Not a single prominent tax evader has yet been convicted

Doubts over competence

GREECE’S elite used to see stashing funds in Swiss bank accounts as an insurance policy. Until the country joined the euro zone, fears of a sudden devaluation or a freeze on capital movements loomed large. Then came a rush to transfer money made in the black economy to financial havens abroad.
After many years of turning a blind eye to this illegal practice, a desperately broke Greek government is at last cracking down. The tax declarations of almost 2,000 Greeks with accounts at the Geneva branch of HSBC, a bank, are being scrutinised by officials at SDOE, the financial police.
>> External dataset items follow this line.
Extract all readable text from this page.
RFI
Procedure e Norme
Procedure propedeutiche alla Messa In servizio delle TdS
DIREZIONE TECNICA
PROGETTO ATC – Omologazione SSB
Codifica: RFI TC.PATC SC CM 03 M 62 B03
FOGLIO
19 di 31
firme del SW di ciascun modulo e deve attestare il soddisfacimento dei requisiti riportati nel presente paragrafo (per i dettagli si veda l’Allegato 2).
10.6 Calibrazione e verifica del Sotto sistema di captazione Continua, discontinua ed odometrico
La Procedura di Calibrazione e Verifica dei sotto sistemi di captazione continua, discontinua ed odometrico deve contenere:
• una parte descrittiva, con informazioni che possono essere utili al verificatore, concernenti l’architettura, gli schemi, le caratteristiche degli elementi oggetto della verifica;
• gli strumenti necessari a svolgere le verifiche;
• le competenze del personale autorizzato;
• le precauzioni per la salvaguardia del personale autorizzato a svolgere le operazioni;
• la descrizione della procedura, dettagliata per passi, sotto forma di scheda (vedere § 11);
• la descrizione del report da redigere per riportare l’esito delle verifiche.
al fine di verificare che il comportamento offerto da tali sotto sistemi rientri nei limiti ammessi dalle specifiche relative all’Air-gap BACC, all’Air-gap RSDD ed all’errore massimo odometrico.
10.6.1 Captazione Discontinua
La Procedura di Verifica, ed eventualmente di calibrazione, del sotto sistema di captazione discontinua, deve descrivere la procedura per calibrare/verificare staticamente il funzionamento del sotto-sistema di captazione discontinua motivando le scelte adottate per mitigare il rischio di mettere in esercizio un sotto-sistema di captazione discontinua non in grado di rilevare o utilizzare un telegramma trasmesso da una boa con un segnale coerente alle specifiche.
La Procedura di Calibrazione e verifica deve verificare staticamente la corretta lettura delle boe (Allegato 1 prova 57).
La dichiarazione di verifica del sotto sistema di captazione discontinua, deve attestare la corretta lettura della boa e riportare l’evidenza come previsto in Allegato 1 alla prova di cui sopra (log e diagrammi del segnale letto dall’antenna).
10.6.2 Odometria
Their names were on a computer disk sent in 2010 by Christine Lagarde, then French finance minister, to her Greek counterpart, George Papaconstantinou.
The “Lagarde list” went missing in mid-2011 but turned up again recently when Evangelos Venizelos, Mr Papaconstantinou’s successor as finance minister, sent a copy to the office of Antonis Samaras, who is now prime minister. Hot Doc, a Greek investigative magazine, then got hold of another copy and published all 2,000 names.
Several politicians and their wives and many members of prominent business families appear on the list. Yet most attention has focused on Maria Panteli, an office manager whose account contained €550m ($719m), about one-third of the total in all the accounts. Ms Panteli was suspected at first of acting as a front for a Greek shipowner. Then Nikos Lekkas, deputy chief of SDOE, claimed in testimony to a prosecutor that her account was controlled by the 89-year-old mother of a former prime minister, George Papandreou.
Margaret Papandreou, who lives modestly near Corinth, a provincial town, and her son, now a backbench
MP, swiftly denied the allegations. Mrs Papandreou, a feisty feminist, threatened to sue newspapers that published Mr Lekkas’s claim.
The Papandreous felt vindicated when Sabby Mioni, a Greek-Israeli financier, came up with an explanation. Mr Mioni said he had never met any Papandreou family member. The account in question belonged to an investment fund listed on the Irish stock exchange, he said, and he used to manage the fund on behalf of EFG International, a Greek financial group based in Switzerland. According to one of Mr Mioni’s former colleagues, Ms Panteli was a trusted employee permitted to sign documents on Mr Mioni’s behalf.
A day later Mr Lekkas made a U-turn, claiming that he had never linked the Papandreous with Ms Panteli’s account. The embarrassing incident has raised fresh doubts about the financial police’s professional competence. Critics say there has been foot-dragging over investigations of politicians, footballers, prominent lawyers and doctors suspected of tax evasion. SDOE officials complain they are overloaded with new cases.
Greece has still not convicted any prominent tax evaders, despite promising international creditors that the worst offenders would go to jail. The government is about to name a special secretary for tax affairs, in line with a request from officials from the European Commission, the IMF and the European Central Bank who are supervising economic reforms. The new tax supremo will have his work cut out.